With this technique we will test each widget production method for a fixed number of seconds $N$ (which you determine).  Then pick the winner from the experiment and use it to get to 10,000 widgets.  

Run this a number of times with different values for $N$ and see if you can get a sense of the right answer.  The answer will be different each time even with the same constants because the number of widgets produced is a random variable.

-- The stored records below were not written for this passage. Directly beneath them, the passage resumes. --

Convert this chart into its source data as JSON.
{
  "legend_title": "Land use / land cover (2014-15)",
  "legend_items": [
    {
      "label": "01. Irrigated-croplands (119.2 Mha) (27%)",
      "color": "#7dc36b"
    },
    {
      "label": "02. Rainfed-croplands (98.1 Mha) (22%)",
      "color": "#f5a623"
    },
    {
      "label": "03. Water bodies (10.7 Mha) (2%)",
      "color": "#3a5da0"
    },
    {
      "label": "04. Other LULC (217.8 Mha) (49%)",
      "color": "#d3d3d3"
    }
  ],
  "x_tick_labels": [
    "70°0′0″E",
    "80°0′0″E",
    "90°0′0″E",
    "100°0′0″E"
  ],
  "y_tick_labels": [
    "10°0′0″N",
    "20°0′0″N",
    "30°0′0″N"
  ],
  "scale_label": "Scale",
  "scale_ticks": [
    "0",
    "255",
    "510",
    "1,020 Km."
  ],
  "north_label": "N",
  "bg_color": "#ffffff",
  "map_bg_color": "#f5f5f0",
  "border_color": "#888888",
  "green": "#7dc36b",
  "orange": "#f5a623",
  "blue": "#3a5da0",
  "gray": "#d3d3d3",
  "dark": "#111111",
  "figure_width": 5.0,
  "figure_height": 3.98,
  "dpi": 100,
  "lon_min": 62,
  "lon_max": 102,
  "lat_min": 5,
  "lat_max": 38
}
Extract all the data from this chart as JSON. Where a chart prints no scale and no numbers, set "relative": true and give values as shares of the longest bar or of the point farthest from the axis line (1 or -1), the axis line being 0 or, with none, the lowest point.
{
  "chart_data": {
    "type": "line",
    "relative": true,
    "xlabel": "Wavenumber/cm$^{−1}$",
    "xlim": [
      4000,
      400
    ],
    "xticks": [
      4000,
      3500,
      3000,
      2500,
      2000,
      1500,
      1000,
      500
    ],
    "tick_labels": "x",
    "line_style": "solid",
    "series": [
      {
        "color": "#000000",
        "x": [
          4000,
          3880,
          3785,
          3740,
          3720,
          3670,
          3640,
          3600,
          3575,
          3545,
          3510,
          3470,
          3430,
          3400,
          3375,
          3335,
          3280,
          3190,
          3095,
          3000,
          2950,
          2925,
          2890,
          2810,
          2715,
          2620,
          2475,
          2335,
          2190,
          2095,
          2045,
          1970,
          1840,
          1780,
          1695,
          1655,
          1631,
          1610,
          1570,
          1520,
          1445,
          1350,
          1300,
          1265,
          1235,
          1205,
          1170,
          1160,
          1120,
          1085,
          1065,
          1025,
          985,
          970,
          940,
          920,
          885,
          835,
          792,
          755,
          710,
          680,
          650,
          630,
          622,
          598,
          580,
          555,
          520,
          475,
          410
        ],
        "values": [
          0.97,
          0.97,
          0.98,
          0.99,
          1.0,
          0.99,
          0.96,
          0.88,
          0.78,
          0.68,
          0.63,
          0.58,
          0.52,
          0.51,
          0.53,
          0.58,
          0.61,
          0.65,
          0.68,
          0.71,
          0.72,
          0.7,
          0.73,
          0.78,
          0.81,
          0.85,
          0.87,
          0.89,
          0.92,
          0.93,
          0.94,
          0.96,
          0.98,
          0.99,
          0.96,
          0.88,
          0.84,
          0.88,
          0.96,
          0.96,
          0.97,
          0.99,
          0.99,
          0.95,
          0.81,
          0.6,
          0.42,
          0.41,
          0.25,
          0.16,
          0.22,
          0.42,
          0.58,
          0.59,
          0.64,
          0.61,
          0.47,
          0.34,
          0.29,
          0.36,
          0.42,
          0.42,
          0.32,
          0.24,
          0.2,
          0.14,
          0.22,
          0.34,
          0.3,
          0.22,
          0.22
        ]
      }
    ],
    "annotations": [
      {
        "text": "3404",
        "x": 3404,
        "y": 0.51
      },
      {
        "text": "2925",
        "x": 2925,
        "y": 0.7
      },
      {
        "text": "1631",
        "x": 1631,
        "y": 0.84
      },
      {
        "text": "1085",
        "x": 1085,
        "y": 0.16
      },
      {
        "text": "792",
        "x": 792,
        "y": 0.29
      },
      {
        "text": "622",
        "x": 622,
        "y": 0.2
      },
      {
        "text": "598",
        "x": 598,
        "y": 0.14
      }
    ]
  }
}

The sooner we can find the best, the faster we can make the widgets.  But what happens if we choose the wrong winner?

In [None]:
import experiment

N = 1 # 1 is probably not enough!

testNames = ["A","B","C"]

experimentResults = {}
for testName in testNames:
    testWidgets = 0
    for ii in range(N):
        testWidgets += experiment.makeWidgets(testName)
    # Add to results
    experimentResults[testName] = testWidgets
    
# Pick the winner
winningTest = max(experimentResults, key=experimentResults.get)

print(experimentResults)
print("Winner is " + winningTest)

In [None]:
totalWidgets = sum(experimentResults.values())
experimentCount = N*len(testNames)

winnerWidgets = 0
while totalWidgets < 10000:
    totalWidgets += experiment.makeWidgets(winningTest)
    experimentCount += 1
        
print("Made " + str(totalWidgets) + " in " + str(experimentCount) + 
      " seconds!")

# Upper Confidence Bound

Now let's try a different technique!  

Start by choosing each arm once

Then run the experiment that maximizes 

$m_j + \sqrt{\frac{2\ln N}{N_j}}$

In [None]:
import numpy as np

In [None]:
# Run each once, and build the dictionary of results
results = {}
for testName in testNames:
    results[testName] = [experiment.makeWidgets(testName)]

print(results)

In [None]:
# This function finds the upper confidence bound scores
def ucb(results):
    # First find the total number of experiments run so far
    N = 0 
    for widgetResults in results:
        N += len(widgetResults)
    # Calculate the score for each experiment
    for testName in results.keys():
        mean = np.mean(results[testName])
        count = len(results[testName])

        score = mean + np.sqrt(2*np.log(N)/count)
        scores[testName] = score
    return scores

In [None]:
# Let's look at the results for one run each
ucbResults = ucb(results)
print(ucbResults)
winningTest = max(ucbResults, key=ucbResults.get)
print("Winner is " + winningTest)

Now you need to code the test!  Produce 10,000 widgets as fast as possible, including experimentation.  When you are done, record how many of each experiment were run.

In [None]:
# Your code here